Lewis Carroll’s Alice in Wonderland dramatized by Alice Gerstenberg (Gerstenberg also wrote the classic plays Overtones and The Pot-Boiler.)
Dramatic Reader for the Lower Grades by Florence Holbrook has some obscure tales dramatized in addition to the well-known “Goldilocks” and “Little Red Riding-Hood.”
Little Dramas for Primary Grades by Lillian Nixon Lawrence and Ada M. Skinner contains over 30 pieces, some from other authors. Many are less than 5 minutes of performance.
Dr. Hardhack’s Prescription, adapted by K. MacDowell Rice from Harriet Beecher Stowe’s story, might be tough for younger students to “get,” but I think it’s ripe for a wry interpretation by high school students.
One of the interesting subject headings I found under “Plays” was Plays with Fairy Themes. There are several versions of A Midsummer Night’s Dream here, including one by George Colman that just features the Fairies and the Mechanicals .
You’ll also find:
The Land of Heart’s Desire by W.B. Yeats
Sanctuary: A Bird Masque by Percy MacKaye – There are AMAZING photographs of the original 1913 production in this edition; some are hand-colored. MacKaye wrote it for the dedication of the Meriden Bird Club’s sanctuary in New Hampshire. The sanctuary is still there – you can read about it here!
One-Act Plays on Project Gutenberg
There are over 100 one-act plays in this query result.
Project Gutenberg has useful anthologies of one-acts:
Roland Lewis, the editor of Contemporary One-Act Plays (1922) includes an “outline study of the one-act play” as well as four pages of suggested works. The 18-title collection has Barrie’s The Twelve-Pound Look, Lady Gregory’s Hyacinth Halley, and Strindberg’s The Stronger.
Fifty Contemporary One-Act Plays (1920), edited by Frank Shay and Pierre Loving, has plays from 16 countries and includes two plays originally written in Yiddish. The pieces I recognized include Susan Glaspell’s Trifles, Alice Gerstenberg’s The Pot Boiler, and Edna St. Vincent Milay’s Aria Da Capo.
One-Act Plays by Modern Authors (1921), edited by Helen Louise Cohen, includes Synge’s Riders to the Sea and The Maker of Dreams by Oliphant Down. There are several essays on the state of early 20th Century theatre preceding the plays.
The Atlantic Book of Modern Plays (1921), edited by Sterling Andrus Leonard, features “Notes on the Dramas and Dramatists” and a “Bibliography of Plays for Reading in High Schools” in addition to 15 short works by British and American playwrights of the late 19th and early 20th centuries.
Other Anthologies on Project Gutenberg
The Plays of Roswitha, translated by Christopher St. John (1923) contains 6 pieces by Hrotsvitha of Gandersheim, a 10th Century author. Hrotsvitha lived in a convent( though she did not take all the vows to become a nun); she’s notable for being one of the earliest credited playwrights in the Middle Ages.
A Collection of Old English Plays (1882-1889), edited by A.H. Bullen, has 4 volumes.
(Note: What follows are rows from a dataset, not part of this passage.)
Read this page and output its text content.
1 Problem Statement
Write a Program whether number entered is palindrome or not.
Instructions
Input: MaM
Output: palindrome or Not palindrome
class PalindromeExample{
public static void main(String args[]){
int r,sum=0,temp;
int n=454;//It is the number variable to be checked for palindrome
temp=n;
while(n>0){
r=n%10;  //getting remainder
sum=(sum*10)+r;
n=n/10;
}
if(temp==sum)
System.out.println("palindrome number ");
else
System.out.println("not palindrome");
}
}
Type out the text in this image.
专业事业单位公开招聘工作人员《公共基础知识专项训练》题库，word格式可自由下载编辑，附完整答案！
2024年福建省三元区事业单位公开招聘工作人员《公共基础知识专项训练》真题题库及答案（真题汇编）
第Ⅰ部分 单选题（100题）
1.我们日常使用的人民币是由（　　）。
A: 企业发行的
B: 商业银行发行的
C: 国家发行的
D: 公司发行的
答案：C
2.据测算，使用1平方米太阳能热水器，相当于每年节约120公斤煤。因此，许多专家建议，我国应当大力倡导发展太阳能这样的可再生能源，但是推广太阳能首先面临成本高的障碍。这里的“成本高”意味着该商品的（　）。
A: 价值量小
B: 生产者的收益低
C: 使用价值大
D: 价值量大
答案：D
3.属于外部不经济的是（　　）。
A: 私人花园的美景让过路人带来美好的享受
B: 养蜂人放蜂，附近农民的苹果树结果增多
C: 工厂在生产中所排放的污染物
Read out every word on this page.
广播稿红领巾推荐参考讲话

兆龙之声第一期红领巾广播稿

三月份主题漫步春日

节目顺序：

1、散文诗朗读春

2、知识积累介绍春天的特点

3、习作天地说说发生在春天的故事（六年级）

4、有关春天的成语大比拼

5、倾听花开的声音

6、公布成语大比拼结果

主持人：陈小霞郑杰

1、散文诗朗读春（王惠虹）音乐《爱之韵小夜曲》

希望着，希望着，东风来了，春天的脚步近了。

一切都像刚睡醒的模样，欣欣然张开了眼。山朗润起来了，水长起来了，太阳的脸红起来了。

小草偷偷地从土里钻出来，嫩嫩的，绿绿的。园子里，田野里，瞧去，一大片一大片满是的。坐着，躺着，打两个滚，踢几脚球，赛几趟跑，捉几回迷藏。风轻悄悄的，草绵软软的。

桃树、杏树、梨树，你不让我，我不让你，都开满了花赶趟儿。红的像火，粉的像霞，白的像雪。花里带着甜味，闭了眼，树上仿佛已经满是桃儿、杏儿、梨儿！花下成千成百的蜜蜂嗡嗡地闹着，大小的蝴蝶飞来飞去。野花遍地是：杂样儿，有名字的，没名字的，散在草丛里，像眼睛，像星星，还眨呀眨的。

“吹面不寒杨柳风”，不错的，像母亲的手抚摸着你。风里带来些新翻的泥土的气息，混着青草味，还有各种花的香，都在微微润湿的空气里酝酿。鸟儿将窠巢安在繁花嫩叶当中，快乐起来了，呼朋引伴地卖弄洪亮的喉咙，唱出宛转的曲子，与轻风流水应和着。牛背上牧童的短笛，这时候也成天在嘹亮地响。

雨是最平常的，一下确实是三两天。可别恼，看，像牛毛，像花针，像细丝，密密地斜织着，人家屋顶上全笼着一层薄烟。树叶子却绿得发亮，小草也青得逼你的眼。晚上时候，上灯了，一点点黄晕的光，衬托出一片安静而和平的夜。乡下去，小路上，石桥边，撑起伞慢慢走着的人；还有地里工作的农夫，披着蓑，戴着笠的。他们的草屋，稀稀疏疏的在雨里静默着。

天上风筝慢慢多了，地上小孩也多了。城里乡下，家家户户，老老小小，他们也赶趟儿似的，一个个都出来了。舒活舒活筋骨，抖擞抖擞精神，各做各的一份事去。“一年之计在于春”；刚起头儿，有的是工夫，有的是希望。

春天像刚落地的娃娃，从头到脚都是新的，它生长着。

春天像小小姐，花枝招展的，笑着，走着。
The plays are old, and they are English, but not written in Old English! The volumes include pieces by some of Shakespeare’s contemporaries as well playwrights working in the years before the Interregnum.
If that’s not enough old and English plays for you, A Select Collection of Old English Plays has FIFTEEN volumes. The plays start in the 16th Century and progress in a fairly chronological order into the Restoration period.
Burlesque Plays and Poems (1885) includes Beaumont and Fletcher’s Knight of the Burning Pestle along with pieces that might work for oral interpretation or forensics competitions.